Guidance will clarify that all higher education staff are eligible for key worker status
All higher education staff are considered critical workers by the government during lockdown, the Department for Education has clarified following England entering its third national lockdown.
The DfE confirmed to Research Professional News that higher education staff were eligible for key worker status, along with students undertaking healthcare placements. Research Professional News understands that students on professional programmes in education and health disciplines are also eligible.
In updated guidance released on 7 January after this story was first published, the DfE states, “Staff who are required to deliver or to support delivery of teaching or research and the provision of appropriate university facilities (including catering, cleaning and provision of study spaces including laboratories and libraries) are considered critical workers for the purposes of access to education and travelling to work counts as a reasonable excuse for travel, notwithstanding wider travel restrictions in place. Parents and carers who are critical workers should keep their children home if they can.”
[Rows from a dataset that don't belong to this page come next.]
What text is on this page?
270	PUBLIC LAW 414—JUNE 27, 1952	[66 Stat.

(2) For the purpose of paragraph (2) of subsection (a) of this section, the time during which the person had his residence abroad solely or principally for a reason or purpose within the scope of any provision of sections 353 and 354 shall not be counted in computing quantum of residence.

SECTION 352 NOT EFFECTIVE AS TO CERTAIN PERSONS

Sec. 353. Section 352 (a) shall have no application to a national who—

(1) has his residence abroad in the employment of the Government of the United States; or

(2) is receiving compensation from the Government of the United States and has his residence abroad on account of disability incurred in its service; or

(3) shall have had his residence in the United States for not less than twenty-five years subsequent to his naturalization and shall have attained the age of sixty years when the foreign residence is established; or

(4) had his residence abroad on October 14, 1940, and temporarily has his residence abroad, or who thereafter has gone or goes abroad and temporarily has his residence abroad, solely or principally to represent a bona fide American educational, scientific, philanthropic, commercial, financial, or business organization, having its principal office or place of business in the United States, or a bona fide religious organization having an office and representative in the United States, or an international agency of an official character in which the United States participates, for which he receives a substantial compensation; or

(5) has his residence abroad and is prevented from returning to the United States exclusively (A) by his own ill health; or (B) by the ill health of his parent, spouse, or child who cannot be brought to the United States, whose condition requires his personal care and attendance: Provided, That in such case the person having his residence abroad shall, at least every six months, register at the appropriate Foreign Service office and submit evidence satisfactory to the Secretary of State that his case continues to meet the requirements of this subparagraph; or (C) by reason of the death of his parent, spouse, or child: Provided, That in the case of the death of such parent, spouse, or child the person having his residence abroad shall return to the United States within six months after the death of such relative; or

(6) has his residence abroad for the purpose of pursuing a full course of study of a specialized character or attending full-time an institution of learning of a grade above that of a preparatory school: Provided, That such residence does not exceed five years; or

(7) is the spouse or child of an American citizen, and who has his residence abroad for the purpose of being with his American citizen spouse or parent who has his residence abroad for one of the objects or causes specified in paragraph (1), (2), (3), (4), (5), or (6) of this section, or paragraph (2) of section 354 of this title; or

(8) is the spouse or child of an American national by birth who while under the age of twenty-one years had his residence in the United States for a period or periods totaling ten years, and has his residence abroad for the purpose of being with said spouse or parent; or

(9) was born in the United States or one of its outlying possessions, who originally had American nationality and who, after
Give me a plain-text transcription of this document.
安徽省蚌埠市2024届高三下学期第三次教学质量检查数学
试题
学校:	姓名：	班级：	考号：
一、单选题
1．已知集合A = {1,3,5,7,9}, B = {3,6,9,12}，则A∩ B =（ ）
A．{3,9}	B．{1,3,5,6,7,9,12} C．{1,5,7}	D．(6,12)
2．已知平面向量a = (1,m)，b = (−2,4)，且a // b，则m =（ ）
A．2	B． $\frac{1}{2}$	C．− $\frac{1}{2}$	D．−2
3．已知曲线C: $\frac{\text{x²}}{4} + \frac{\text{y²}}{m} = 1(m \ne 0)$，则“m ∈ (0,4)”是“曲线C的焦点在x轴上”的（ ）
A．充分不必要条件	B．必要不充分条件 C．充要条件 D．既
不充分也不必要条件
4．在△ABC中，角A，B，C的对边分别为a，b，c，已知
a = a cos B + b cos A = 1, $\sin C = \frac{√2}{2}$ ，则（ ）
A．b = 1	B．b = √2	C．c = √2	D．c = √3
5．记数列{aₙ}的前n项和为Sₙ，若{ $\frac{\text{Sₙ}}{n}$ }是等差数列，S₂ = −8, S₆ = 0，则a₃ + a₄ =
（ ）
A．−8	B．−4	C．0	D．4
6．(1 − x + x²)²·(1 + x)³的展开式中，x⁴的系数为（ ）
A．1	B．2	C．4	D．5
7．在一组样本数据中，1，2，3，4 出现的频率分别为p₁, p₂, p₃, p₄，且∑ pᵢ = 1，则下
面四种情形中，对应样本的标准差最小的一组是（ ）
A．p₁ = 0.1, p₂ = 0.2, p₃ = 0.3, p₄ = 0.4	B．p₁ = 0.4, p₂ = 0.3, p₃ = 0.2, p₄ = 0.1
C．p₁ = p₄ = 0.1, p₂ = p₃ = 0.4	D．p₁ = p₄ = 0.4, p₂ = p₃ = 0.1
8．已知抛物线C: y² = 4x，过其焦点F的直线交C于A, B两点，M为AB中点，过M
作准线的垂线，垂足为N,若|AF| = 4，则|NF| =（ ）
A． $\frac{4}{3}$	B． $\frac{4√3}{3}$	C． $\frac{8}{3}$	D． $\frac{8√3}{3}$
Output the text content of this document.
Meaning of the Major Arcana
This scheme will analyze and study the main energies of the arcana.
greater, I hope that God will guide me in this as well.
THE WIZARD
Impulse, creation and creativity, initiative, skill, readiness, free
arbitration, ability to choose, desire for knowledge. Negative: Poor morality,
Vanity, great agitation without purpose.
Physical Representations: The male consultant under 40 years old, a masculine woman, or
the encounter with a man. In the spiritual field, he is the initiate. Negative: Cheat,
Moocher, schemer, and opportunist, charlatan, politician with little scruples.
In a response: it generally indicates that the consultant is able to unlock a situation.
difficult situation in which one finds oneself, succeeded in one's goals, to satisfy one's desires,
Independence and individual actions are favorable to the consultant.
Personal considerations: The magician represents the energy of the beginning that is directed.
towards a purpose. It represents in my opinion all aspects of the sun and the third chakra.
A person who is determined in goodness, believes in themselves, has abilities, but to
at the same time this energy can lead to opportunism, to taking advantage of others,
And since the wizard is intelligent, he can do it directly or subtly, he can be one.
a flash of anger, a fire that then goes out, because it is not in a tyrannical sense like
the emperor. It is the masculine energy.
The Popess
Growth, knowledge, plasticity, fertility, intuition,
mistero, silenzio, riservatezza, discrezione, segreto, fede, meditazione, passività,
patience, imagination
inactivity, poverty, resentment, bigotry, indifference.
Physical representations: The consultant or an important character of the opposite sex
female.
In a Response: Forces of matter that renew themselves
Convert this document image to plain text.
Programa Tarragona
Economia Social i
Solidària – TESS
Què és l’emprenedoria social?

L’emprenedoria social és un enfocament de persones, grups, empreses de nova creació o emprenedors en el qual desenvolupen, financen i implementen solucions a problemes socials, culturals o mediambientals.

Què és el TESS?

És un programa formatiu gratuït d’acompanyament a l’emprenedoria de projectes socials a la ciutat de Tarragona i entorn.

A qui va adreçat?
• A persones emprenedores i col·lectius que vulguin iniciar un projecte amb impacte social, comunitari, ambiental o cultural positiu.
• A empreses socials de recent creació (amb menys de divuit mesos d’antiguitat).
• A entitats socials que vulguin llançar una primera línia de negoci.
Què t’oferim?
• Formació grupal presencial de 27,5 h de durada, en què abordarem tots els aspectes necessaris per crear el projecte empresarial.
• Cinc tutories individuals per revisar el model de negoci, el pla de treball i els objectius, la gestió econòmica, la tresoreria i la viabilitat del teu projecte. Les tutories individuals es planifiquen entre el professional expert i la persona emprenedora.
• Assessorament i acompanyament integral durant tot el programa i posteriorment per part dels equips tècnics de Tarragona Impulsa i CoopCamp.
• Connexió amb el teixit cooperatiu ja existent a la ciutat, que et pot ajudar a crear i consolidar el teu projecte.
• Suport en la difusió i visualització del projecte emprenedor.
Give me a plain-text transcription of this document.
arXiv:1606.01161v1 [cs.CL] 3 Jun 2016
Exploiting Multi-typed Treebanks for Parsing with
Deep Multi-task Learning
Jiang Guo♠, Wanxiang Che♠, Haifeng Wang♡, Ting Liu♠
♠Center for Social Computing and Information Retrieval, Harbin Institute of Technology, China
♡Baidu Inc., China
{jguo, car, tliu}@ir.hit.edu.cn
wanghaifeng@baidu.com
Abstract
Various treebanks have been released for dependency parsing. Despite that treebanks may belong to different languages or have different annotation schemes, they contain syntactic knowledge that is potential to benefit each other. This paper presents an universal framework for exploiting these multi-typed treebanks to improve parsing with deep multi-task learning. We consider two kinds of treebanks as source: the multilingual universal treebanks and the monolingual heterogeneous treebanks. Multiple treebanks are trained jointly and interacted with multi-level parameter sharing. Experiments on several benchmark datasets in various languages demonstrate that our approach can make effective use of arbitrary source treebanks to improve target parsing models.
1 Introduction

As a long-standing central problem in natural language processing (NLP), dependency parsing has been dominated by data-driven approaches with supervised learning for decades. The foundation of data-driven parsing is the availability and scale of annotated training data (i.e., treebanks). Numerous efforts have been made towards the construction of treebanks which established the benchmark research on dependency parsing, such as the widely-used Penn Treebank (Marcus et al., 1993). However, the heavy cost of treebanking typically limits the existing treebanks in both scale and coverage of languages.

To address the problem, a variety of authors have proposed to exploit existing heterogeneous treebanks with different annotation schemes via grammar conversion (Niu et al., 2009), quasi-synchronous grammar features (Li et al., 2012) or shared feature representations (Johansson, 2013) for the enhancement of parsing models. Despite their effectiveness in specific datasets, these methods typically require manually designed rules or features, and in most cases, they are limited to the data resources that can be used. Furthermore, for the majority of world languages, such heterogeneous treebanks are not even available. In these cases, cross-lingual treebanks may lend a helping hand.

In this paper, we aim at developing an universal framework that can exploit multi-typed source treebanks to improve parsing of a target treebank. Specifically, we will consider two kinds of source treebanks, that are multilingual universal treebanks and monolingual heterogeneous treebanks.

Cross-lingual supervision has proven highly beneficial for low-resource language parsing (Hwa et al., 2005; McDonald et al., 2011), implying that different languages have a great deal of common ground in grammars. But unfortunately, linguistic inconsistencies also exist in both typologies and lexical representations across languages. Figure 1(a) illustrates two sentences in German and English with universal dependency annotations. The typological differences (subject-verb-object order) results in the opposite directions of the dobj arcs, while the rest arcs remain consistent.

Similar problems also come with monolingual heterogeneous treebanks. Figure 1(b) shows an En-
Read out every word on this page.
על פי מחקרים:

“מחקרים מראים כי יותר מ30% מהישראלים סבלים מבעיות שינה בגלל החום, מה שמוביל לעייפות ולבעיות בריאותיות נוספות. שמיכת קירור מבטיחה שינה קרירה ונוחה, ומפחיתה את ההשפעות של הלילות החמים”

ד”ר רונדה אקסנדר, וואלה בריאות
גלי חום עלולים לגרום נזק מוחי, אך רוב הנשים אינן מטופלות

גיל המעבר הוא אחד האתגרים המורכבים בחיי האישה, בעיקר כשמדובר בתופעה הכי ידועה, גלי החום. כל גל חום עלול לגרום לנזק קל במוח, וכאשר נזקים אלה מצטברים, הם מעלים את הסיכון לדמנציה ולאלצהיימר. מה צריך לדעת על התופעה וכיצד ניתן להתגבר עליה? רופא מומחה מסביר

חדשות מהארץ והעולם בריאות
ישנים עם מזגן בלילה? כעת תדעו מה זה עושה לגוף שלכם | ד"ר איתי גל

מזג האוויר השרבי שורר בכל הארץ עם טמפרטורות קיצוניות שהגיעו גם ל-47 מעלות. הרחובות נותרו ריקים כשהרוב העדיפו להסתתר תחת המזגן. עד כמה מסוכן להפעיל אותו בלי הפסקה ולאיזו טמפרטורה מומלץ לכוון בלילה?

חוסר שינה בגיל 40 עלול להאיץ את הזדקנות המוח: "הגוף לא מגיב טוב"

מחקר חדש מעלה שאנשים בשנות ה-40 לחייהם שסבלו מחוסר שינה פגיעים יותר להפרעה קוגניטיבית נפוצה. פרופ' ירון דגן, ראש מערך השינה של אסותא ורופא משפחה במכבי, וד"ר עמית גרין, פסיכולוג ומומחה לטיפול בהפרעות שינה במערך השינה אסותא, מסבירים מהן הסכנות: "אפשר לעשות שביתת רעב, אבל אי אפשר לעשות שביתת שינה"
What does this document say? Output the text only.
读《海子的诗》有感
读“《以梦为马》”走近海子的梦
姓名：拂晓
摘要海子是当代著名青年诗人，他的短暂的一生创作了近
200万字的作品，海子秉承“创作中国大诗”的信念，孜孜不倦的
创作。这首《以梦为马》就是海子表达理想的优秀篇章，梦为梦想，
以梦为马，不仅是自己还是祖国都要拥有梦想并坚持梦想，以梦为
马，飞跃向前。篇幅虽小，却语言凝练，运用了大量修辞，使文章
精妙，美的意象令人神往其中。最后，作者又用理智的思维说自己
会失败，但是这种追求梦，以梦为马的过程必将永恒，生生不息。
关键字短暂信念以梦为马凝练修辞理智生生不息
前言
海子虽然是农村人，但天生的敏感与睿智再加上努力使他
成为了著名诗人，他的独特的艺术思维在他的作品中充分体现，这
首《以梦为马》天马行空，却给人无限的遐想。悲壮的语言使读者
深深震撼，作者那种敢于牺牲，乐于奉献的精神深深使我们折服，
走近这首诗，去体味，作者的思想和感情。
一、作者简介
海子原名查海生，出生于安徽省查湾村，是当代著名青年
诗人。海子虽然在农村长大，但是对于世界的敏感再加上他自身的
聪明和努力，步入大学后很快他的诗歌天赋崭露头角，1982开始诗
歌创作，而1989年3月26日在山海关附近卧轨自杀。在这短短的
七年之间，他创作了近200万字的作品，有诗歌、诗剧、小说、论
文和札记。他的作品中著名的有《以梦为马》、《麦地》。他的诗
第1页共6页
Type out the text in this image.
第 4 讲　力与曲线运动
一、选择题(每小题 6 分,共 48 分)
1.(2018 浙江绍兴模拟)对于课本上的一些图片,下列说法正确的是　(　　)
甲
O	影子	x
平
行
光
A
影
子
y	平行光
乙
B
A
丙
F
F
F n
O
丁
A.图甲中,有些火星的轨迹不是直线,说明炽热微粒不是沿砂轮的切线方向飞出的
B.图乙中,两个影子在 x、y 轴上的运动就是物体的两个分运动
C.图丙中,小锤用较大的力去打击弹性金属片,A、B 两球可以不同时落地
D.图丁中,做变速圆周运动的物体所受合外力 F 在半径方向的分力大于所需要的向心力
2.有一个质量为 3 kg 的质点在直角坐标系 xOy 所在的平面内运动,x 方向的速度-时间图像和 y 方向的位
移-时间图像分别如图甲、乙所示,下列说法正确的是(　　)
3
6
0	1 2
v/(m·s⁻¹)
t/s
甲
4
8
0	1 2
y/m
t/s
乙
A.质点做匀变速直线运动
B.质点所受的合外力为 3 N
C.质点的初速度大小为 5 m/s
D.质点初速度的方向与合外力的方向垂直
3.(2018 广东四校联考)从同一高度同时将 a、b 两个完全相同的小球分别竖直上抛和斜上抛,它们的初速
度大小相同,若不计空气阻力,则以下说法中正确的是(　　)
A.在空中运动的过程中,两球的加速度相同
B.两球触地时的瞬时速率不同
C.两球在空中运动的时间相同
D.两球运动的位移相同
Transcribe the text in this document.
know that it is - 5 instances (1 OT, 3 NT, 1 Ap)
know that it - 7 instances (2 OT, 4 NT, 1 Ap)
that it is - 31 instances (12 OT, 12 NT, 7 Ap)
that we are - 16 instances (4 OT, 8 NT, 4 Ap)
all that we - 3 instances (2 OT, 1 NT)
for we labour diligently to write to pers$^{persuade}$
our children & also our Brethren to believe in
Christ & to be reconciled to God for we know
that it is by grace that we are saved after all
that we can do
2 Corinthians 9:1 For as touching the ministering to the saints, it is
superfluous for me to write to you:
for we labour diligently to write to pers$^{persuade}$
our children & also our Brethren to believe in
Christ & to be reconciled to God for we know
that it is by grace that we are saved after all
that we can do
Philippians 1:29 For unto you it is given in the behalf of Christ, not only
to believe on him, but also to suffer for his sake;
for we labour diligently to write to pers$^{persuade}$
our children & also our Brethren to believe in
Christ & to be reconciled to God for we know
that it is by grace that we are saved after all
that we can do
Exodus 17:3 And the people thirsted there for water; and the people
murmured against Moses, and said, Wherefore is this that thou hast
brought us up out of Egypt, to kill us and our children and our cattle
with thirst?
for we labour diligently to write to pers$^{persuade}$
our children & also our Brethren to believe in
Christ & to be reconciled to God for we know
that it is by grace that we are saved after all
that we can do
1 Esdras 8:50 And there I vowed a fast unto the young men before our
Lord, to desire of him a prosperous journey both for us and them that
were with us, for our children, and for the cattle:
Having critical worker status, also known as key worker status, means that the children of higher education staff and students on some placements can still go to school during lockdown.
A DfE spokesperson told Research Professional News that this was not a new decision, and that university staff had already been considered key workers in previous lockdowns. However, a Whitehall source said there was an acknowledgement that this had been unclear, and that updates to the official guidance would seek to clarify the position.
Earlier this week, the Universities and Colleges Employers Association contacted institutions to tell them that the DfE would be updating its guidance soon to explicitly include higher education staff in the list of critical workers.
Ucea chief executive Raj Jethwa said the membership body had been “liaising with the Westminster and devolved nation governments to clarify which higher education staff are considered to be critical workers”.
“This is particularly important for working parents in respect of access to school places, travel to work and for childcare purposes. Once we have that clarity we will share it with our members,” he added.
UPDATE 7/1—This story was updated after publication with details of the guidance.